One of the key tenets of
reproductive autonomy is being able to control if, when, and with whom one
reproduces. Men’s reproductive autonomy is inhibited by the lack of good
contraceptive options available to them. Whereas women have 11 types of contraceptives—including
barrier, hormonal, permanent, and long-acting reversible—men only have two
types—the male condom, a barrier method, and vasectomy, a permanent method. It
is not just the number of methods that is problematic; it is also the lack of long-acting
reversible contraceptives (LARCs). Many men want to maintain their future
fertility, thus ruling out vasectomy, but do not want to rely on condoms,
especially if they are in a long-term monogamous relationship. While part of
the reason some men do not like condoms is because they can decrease sexual
sensation, another reason is that the failure rate for actual use is so high:
17%. Female LARCs, in contrast, have much lower failure rates for actual use,
which enhances their reproductive autonomy because they are equipped with effective
methods to enact their reproductive desires (i.e. avoiding pregnancy).

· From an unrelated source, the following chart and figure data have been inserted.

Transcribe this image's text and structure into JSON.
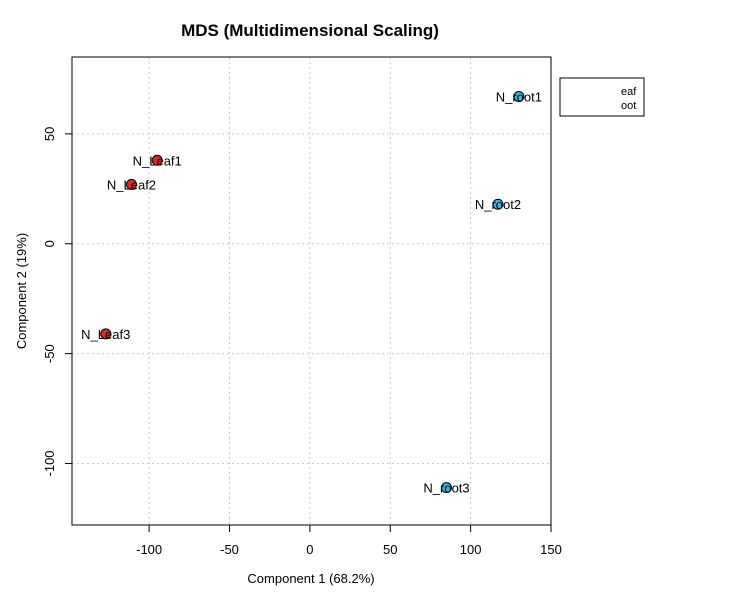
{
  "chart_data": {
    "type": "scatter",
    "title": "MDS (Multidimensional Scaling)",
    "xlabel": "Component 1 (68.2%)",
    "ylabel": "Component 2 (19%)",
    "xlim": [
      -148,
      150
    ],
    "ylim": [
      -128,
      85
    ],
    "xticks": [
      -100,
      -50,
      0,
      50,
      100,
      150
    ],
    "yticks": [
      -100,
      -50,
      0,
      50
    ],
    "xtick_labels": [
      "-100",
      "-50",
      "0",
      "50",
      "100",
      "150"
    ],
    "ytick_labels": [
      "-100",
      "-50",
      "0",
      "50"
    ],
    "grid": true,
    "series": [
      {
        "name": "Leaf",
        "color": "#e0261f",
        "points": [
          {
            "label": "N_Leaf1",
            "x": -95,
            "y": 38
          },
          {
            "label": "N_Leaf2",
            "x": -111,
            "y": 27
          },
          {
            "label": "N_Leaf3",
            "x": -127,
            "y": -41
          }
        ]
      },
      {
        "name": "root",
        "color": "#33b8e8",
        "points": [
          {
            "label": "N_root1",
            "x": 130,
            "y": 67
          },
          {
            "label": "N_root2",
            "x": 117,
            "y": 18
          },
          {
            "label": "N_root3",
            "x": 85,
            "y": -111
          }
        ]
      }
    ],
    "legend": {
      "placement": "top-right, clipped outside plot",
      "entries": [
        "eaf",
        "oot"
      ]
    }
  }
}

The lack of male LARCS causes some
men to rely upon their female partner to contraceptive since she has more and
better contraceptive options. Yet this dependence on his partner may also
comprise his reproductive autonomy because he has to trust that she is
consistently and correctly using female methods. If she does become pregnant,
he has no recourse and, in many settings, is legally responsible for any
offspring, including financial and even social obligations to the child.

Placing the majority of
contraceptive responsibility on women due to the lack of male methods is not just
bad for men; it is also bad for women. Women have to shoulder the health-related
side effects of contraception, which tend to have more serious side effects
than male methods because they include hormonal methods. Not surprisingly then,
the most common reason for nonuse of modern contraceptives among women with an
unmet need is health concerns and side effects. Additionally, side effects are
the most cited reason why women discontinue contraceptives and most forms of
contraception have discontinuation rates near 50% after one year of use. The
fact that women continue to use a particular method does not mean she is happy
with it; she (and her partner) may simply see it as their best option among
poor choices.

In addition to the health related
side effects of contraception, there are also the financial burdens of
contraception. In the US, although the Affordable Care Act requires health insurance
companies to cover female contraceptives, not all women are aware of this and
very few women realize that certain forms of contraceptive, such as IUDs and
tubal ligation, are covered. Even if the cost of contraception is covered,
women still have to invest the time to acquire contraception: all methods
except the female condom and the sponge require at least one health care
provider visit and hormonal methods require an ongoing prescription. In the
global South, women may face difficulty affording contraception, especially if
their government does not prioritize reproductive health services.